First, I am not the target audience so my response differs from the true intent of the authors. Still, I probably would have given the book a 3.5 if allowed...while I didn't LOVE the book, I can see myself recommending it under the right circumstances. What I chiefly took away is that if you're gay and survive middle and high school, you will be wildly successful and blissfully happy. The key to all of this is to come out. Then, you will meet people who love you and do something amazing! Wow, I never knew it was so simple.
I thought there was a disproportionate number of essays written by those successful in the arts and not a lot from people living ordinary lives; though it may be the class reunion syndrome. Could be that these were the people more likely to respond to the It Gets Better cause; if you're working as a waiter and living alone you might be less inclined to go on the internet and brag about your awesome life. But no one in the service industry? No retail moguls or hairdressers? No businessmen or women? There was one essay from a woman who owned a farm that sticks with me. She was one of the few still living in rural America and her unapologetic, practical view was refreshing. Pieces from a former bully and a Columbine survivor were both very well done. But the other essay that stood out most for me was from David Sedaris.

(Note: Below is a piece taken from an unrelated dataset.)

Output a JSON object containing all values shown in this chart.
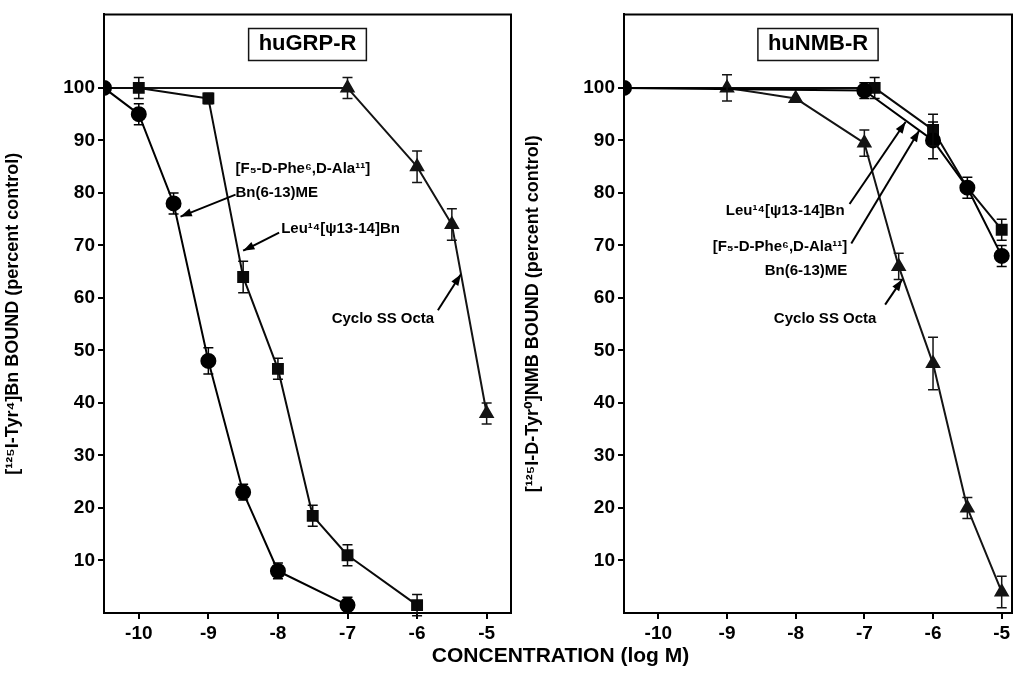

"A gay fourteen year old in the year 2010, even one living in the smallest of towns, must surely know that he's not the only homosexual on earth. He might need reminding, though, that all the best people are tormented in junior high school. If they're not getting harassed for being gay, they're bound to get it for being too smart, too loud, or too independent. It's always something, and then you get older, and things change for the better."
This is the clearest picture of the bullying culture included in the book. While LGBT kids are a specific, targeted group, torture between kids is more complex and widespread than that. I also loved his closing thought:
"It helps, too, to keep a diary of the many injustices you've suffered, and later turn them into stories. You can't do anything with people being nice to you. People being awful, though; that's gold and mine it while you can."